NARASUMBER: Pengamat politik Indonesia, Rocky Gerung. (Sumber: dokumen FB Rocky Gerung)
DENPASAR, Balipolitika.com- Pengamat politik, Rocky Gerung mengatakan keutuhan dalam berbangsa dan bernegara di Negara Kesatuan Republik Indonesia (NKRI) saat ini berada di tangan Majelis Hakim Mahkamah Konstitusi (MK) pasca dilaksanakannya persidangan terkait sengketa hasil Pemilihan Umum (Pemilu) 2024.
Hal itu disampaikan komentator politik, filsuf, akademikus, dan intelektual publik Indonesia yang merupakan salah seorang pendiri Setara Institute dan fellow pada Perhimpunan Pendidikan Demokrasi di salah satu program stasiun televisi swasta “Rakyat Bersuara”, Selasa, 2 April 2024 pukul 21.00 Wita.
Dalam program acara yang disiarkan secara langsung tersebut, Rocky Gerung sebagai salah satu narasumber menjelaskan Majelis Hakim MK didorong untuk segera menyelesaikan kasus dugaan kecurangan Pemilu 2024.
Lebih-lebih, para penggugat dari para Paslon 01 dan 03 menilai tuntutan tersebut memiliki peluang untuk dikabulkan.
Indikasi dimaksud terlihat dari adanya keberanian hakim dan dukungan societal masyarakat kepada MK sebagai momentum untuk memulihkan kembali citra dari kesalahan meloloskan Gibran Rakabuming Raka sebagai Calon Wakil Presiden (Cawapres) 2024.
“Jadi MK harus rasional dan berpikir moral saat menentukan hasil sidang nanti. Sebab, keutuhan dalam berbangsa dan bernegara ada di tangan para hakim MK saat ini,” ungkapnya.
Rocky Gerung menilai untuk membuktikan adanya kecurangan dalam Pemilihan Presiden (Pilpres) 2024 bisa menggunakan metode sample.
Menurutnya, dalam politik pertanyaan kualitatif itulah yang akan mendorong pembuktian kuantitatif di mana semua kecurigaan datang dari gerakan passion bukan gerakan reason.
“Sekarang problemnya, waktu Prabowo, Anies, Ganjar diuji secara statistik, dia hanya butuh sample 1.200, sekarang untuk membutikan kecurangan diminta 13 juta suara, loh ngaco dong? Kenapa ga pakai modeling saja. Pembuktian itu untuk menuntun supaya yuristik itu bekerja. Jadi kecurigaan adalah prinsip pertama untuk memulai penelitian ilmiah,” jelasnya.

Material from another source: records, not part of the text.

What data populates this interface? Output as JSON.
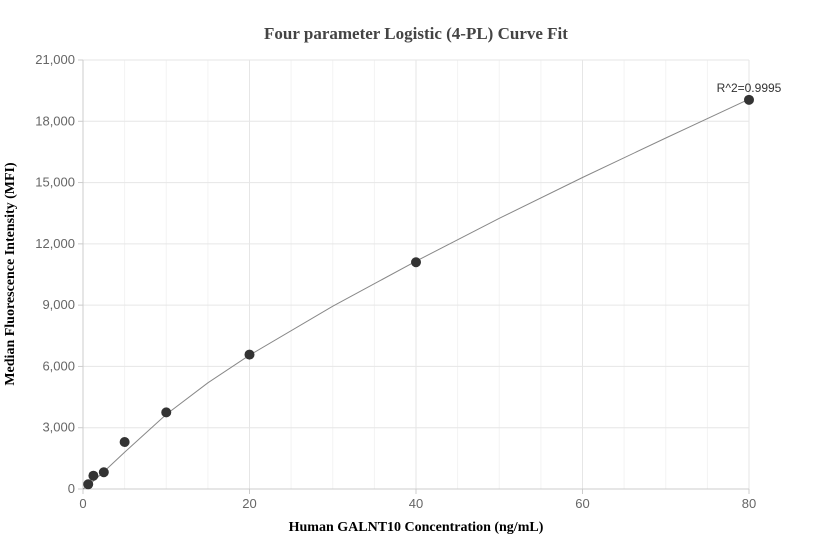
{
  "chart_data": {
    "type": "scatter",
    "title": "Four parameter Logistic (4-PL) Curve Fit",
    "xlabel": "Human GALNT10 Concentration (ng/mL)",
    "ylabel": "Median Fluorescence Intensity (MFI)",
    "xlim": [
      0,
      80
    ],
    "ylim": [
      0,
      21000
    ],
    "xticks": [
      0,
      20,
      40,
      60,
      80
    ],
    "xtick_labels": [
      "0",
      "20",
      "40",
      "60",
      "80"
    ],
    "yticks": [
      0,
      3000,
      6000,
      9000,
      12000,
      15000,
      18000,
      21000
    ],
    "ytick_labels": [
      "0",
      "3,000",
      "6,000",
      "9,000",
      "12,000",
      "15,000",
      "18,000",
      "21,000"
    ],
    "points": {
      "x": [
        0.625,
        1.25,
        2.5,
        5,
        10,
        20,
        40,
        80
      ],
      "y": [
        230,
        650,
        820,
        2300,
        3750,
        6580,
        11100,
        19050
      ]
    },
    "fit_curve": {
      "x": [
        0,
        0.625,
        1.25,
        2.5,
        5,
        10,
        15,
        20,
        30,
        40,
        50,
        60,
        70,
        80
      ],
      "y": [
        0,
        160,
        390,
        840,
        1800,
        3650,
        5200,
        6550,
        8950,
        11150,
        13250,
        15250,
        17180,
        19080
      ]
    },
    "annotation": "R^2=0.9995",
    "grid": true,
    "legend": "none",
    "colors": {
      "marker": "#333333",
      "curve": "#888888",
      "grid": "#e6e6e6",
      "axis": "#cccccc"
    }
  }
}
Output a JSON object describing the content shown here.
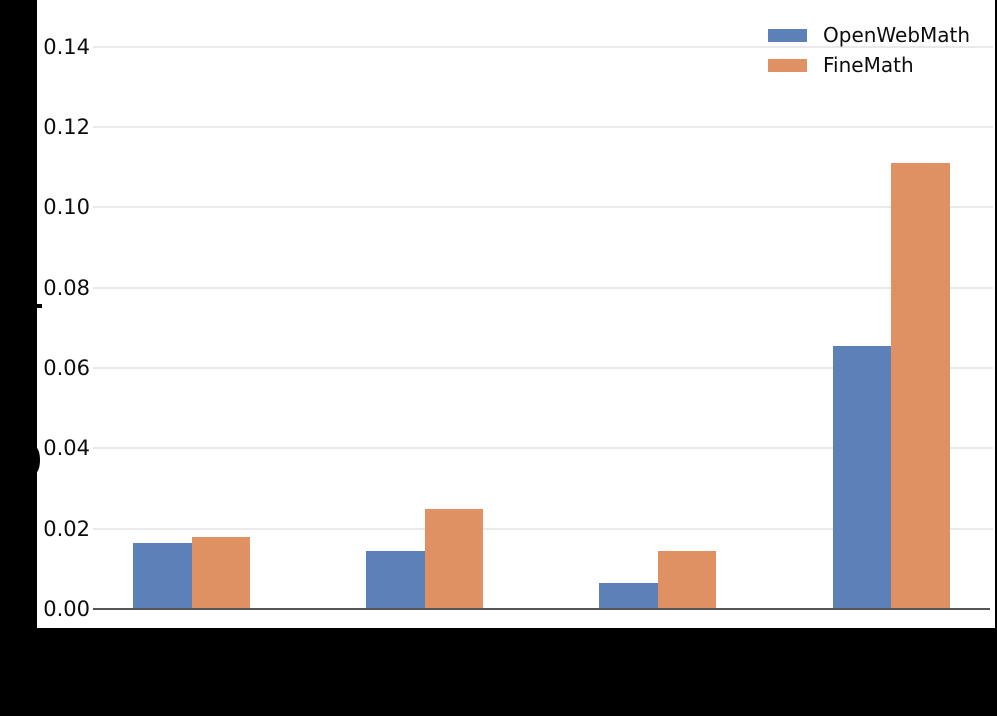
{
  "figure": {
    "background_color": "#000000",
    "plot_background_color": "#ffffff",
    "gridline_color": "#e9e9e9",
    "axis_spine_color": "#555555"
  },
  "legend": {
    "items": [
      {
        "label": "OpenWebMath",
        "color": "#5b81b8"
      },
      {
        "label": "FineMath",
        "color": "#e09163"
      }
    ]
  },
  "chart_data": {
    "type": "bar",
    "title": "",
    "xlabel": "",
    "ylabel": "",
    "categories": [
      "",
      "",
      "",
      ""
    ],
    "categories_note": "x-axis tick labels are not visible in the image (black text on black background)",
    "series": [
      {
        "name": "OpenWebMath",
        "color": "#5b81b8",
        "values": [
          0.0165,
          0.0145,
          0.0065,
          0.0655
        ]
      },
      {
        "name": "FineMath",
        "color": "#e09163",
        "values": [
          0.018,
          0.025,
          0.0145,
          0.111
        ]
      }
    ],
    "yticks": [
      {
        "value": 0.0,
        "label": "0.00"
      },
      {
        "value": 0.02,
        "label": "0.02"
      },
      {
        "value": 0.04,
        "label": "0.04"
      },
      {
        "value": 0.06,
        "label": "0.06"
      },
      {
        "value": 0.08,
        "label": "0.08"
      },
      {
        "value": 0.1,
        "label": "0.10"
      },
      {
        "value": 0.12,
        "label": "0.12"
      },
      {
        "value": 0.14,
        "label": "0.14"
      }
    ],
    "ylim": [
      0,
      0.1515
    ],
    "grid": "horizontal",
    "legend_position": "upper right"
  }
}
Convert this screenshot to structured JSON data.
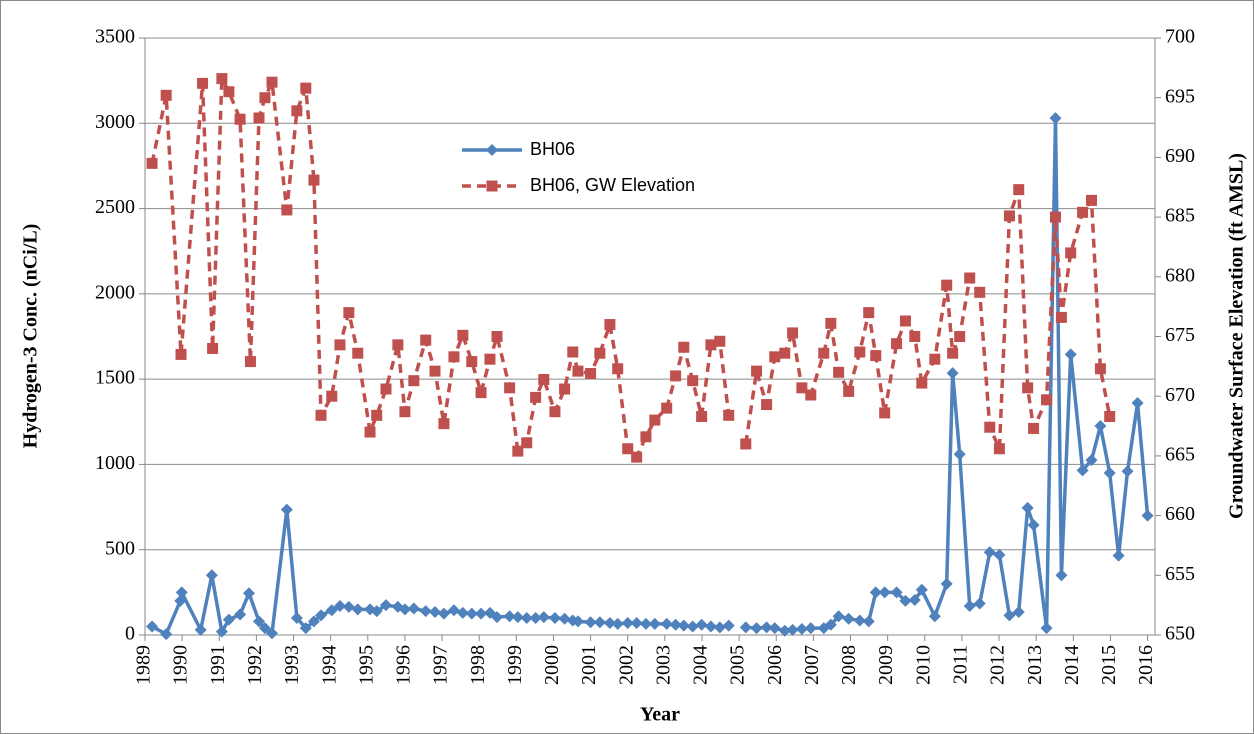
{
  "chart_data": {
    "type": "line",
    "x_label": "Year",
    "y_label": "Hydrogen-3 Conc. (nCi/L)",
    "y2_label": "Groundwater Surface Elevation (ft AMSL)",
    "xlim": [
      1989,
      2016.2
    ],
    "xticks": [
      1989,
      1990,
      1991,
      1992,
      1993,
      1994,
      1995,
      1996,
      1997,
      1998,
      1999,
      2000,
      2001,
      2002,
      2003,
      2004,
      2005,
      2006,
      2007,
      2008,
      2009,
      2010,
      2011,
      2012,
      2013,
      2014,
      2015,
      2016
    ],
    "ylim": [
      0,
      3500
    ],
    "yticks": [
      0,
      500,
      1000,
      1500,
      2000,
      2500,
      3000,
      3500
    ],
    "y2lim": [
      650,
      700
    ],
    "y2ticks": [
      650,
      655,
      660,
      665,
      670,
      675,
      680,
      685,
      690,
      695,
      700
    ],
    "grid": true,
    "series": [
      {
        "name": "BH06",
        "color": "#4f81bd",
        "marker": "diamond",
        "dashed": false,
        "x": [
          1989.19,
          1989.57,
          1989.95,
          1989.99,
          1990.5,
          1990.8,
          1991.07,
          1991.26,
          1991.56,
          1991.8,
          1992.07,
          1992.23,
          1992.42,
          1992.82,
          1993.09,
          1993.33,
          1993.55,
          1993.74,
          1994.03,
          1994.25,
          1994.49,
          1994.73,
          1995.06,
          1995.24,
          1995.49,
          1995.81,
          1996.0,
          1996.24,
          1996.56,
          1996.81,
          1997.05,
          1997.32,
          1997.56,
          1997.8,
          1998.05,
          1998.29,
          1998.48,
          1998.82,
          1999.04,
          1999.28,
          1999.52,
          1999.74,
          2000.04,
          2000.3,
          2000.52,
          2000.66,
          2001.0,
          2001.25,
          2001.52,
          2001.73,
          2002.0,
          2002.24,
          2002.49,
          2002.73,
          2003.05,
          2003.29,
          2003.51,
          2003.75,
          2003.99,
          2004.24,
          2004.48,
          2004.72,
          2004.95,
          2005.18,
          2005.47,
          2005.74,
          2005.96,
          2006.23,
          2006.44,
          2006.69,
          2006.93,
          2007.28,
          2007.47,
          2007.68,
          2007.95,
          2008.25,
          2008.49,
          2008.68,
          2008.92,
          2009.24,
          2009.48,
          2009.73,
          2009.92,
          2010.27,
          2010.59,
          2010.75,
          2010.94,
          2011.21,
          2011.48,
          2011.75,
          2012.01,
          2012.28,
          2012.53,
          2012.77,
          2012.93,
          2013.28,
          2013.52,
          2013.68,
          2013.93,
          2014.25,
          2014.49,
          2014.73,
          2014.98,
          2015.22,
          2015.46,
          2015.73,
          2016.0
        ],
        "values": [
          50,
          5,
          200,
          250,
          30,
          350,
          20,
          90,
          120,
          245,
          80,
          40,
          10,
          735,
          100,
          40,
          80,
          115,
          145,
          170,
          165,
          150,
          150,
          140,
          175,
          165,
          150,
          155,
          140,
          135,
          125,
          145,
          130,
          125,
          125,
          130,
          105,
          110,
          105,
          100,
          100,
          105,
          100,
          95,
          85,
          80,
          75,
          75,
          70,
          65,
          70,
          70,
          65,
          65,
          65,
          60,
          55,
          50,
          60,
          50,
          45,
          55,
          null,
          45,
          40,
          45,
          40,
          25,
          30,
          35,
          40,
          40,
          60,
          110,
          95,
          85,
          80,
          250,
          250,
          250,
          200,
          205,
          265,
          110,
          300,
          1535,
          1060,
          170,
          185,
          485,
          470,
          115,
          135,
          745,
          645,
          40,
          3030,
          350,
          1645,
          965,
          1025,
          1225,
          950,
          465,
          960,
          1360,
          700
        ]
      },
      {
        "name": "BH06, GW Elevation",
        "color": "#c0504d",
        "marker": "square",
        "dashed": true,
        "axis": "y2",
        "x": [
          1989.19,
          1989.57,
          1989.97,
          1990.55,
          1990.82,
          1991.07,
          1991.26,
          1991.56,
          1991.84,
          1992.07,
          1992.23,
          1992.42,
          1992.82,
          1993.09,
          1993.33,
          1993.55,
          1993.74,
          1994.03,
          1994.25,
          1994.49,
          1994.73,
          1995.06,
          1995.24,
          1995.49,
          1995.81,
          1996.0,
          1996.24,
          1996.56,
          1996.81,
          1997.05,
          1997.32,
          1997.56,
          1997.8,
          1998.05,
          1998.29,
          1998.48,
          1998.82,
          1999.04,
          1999.28,
          1999.52,
          1999.74,
          2000.04,
          2000.3,
          2000.52,
          2000.66,
          2001.0,
          2001.25,
          2001.52,
          2001.73,
          2002.0,
          2002.24,
          2002.49,
          2002.73,
          2003.05,
          2003.29,
          2003.51,
          2003.75,
          2003.99,
          2004.24,
          2004.48,
          2004.72,
          2004.95,
          2005.18,
          2005.47,
          2005.74,
          2005.96,
          2006.23,
          2006.44,
          2006.69,
          2006.93,
          2007.28,
          2007.47,
          2007.68,
          2007.95,
          2008.25,
          2008.49,
          2008.68,
          2008.92,
          2009.24,
          2009.48,
          2009.73,
          2009.92,
          2010.27,
          2010.59,
          2010.75,
          2010.94,
          2011.21,
          2011.48,
          2011.75,
          2012.01,
          2012.28,
          2012.53,
          2012.77,
          2012.93,
          2013.28,
          2013.52,
          2013.68,
          2013.93,
          2014.25,
          2014.49,
          2014.73,
          2014.98
        ],
        "values": [
          689.5,
          695.2,
          673.5,
          696.2,
          674,
          696.6,
          695.5,
          693.2,
          672.9,
          693.3,
          695,
          696.3,
          685.6,
          693.9,
          695.8,
          688.1,
          668.4,
          670,
          674.3,
          677,
          673.6,
          667,
          668.4,
          670.6,
          674.3,
          668.7,
          671.3,
          674.7,
          672.1,
          667.7,
          673.3,
          675.1,
          672.9,
          670.3,
          673.1,
          675,
          670.7,
          665.4,
          666.1,
          669.9,
          671.4,
          668.7,
          670.6,
          673.7,
          672.1,
          671.9,
          673.6,
          676,
          672.3,
          665.6,
          664.9,
          666.6,
          668,
          669,
          671.7,
          674.1,
          671.3,
          668.3,
          674.3,
          674.6,
          668.4,
          null,
          666,
          672.1,
          669.3,
          673.3,
          673.6,
          675.3,
          670.7,
          670.1,
          673.6,
          676.1,
          672,
          670.4,
          673.7,
          677,
          673.4,
          668.6,
          674.4,
          676.3,
          675,
          671.1,
          673.1,
          679.3,
          673.6,
          675,
          679.9,
          678.7,
          667.4,
          665.6,
          685.1,
          687.3,
          670.7,
          667.3,
          669.7,
          685,
          676.6,
          682,
          685.4,
          686.4,
          672.3,
          668.3
        ]
      }
    ]
  }
}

Selain itu, ia juga mengingatkan bahwa PDI Perjuangan harus bertanggung jawab atas kerusakan proses demokrasi saat ini.
Seharusnya, PDI Perjuangan harus memberikan perhatian besar kepada persoalan Jokowi yang dianggap telah mengacak-acak konstitusi dan mencoreng nama baik PDI Perjuangan.
Namun, yang terjadi saat ini adalah justru PDI Perjuangan yang menjadi batu sandungan.
“Tidak adanya konsistensi informasi dari PDI Perjuangan karena Ibu Mega tetap diam, Hasto justru lebih progresif, sementara Puan di antara mereka, karena itu narasi yang kita ucapkan adalah problem di PDIP itu justru yang membahayakan demokrasi,” cetus sosok yang 15 tahun menjadi dosen di Universitas Indonesia itu. (bp/gk)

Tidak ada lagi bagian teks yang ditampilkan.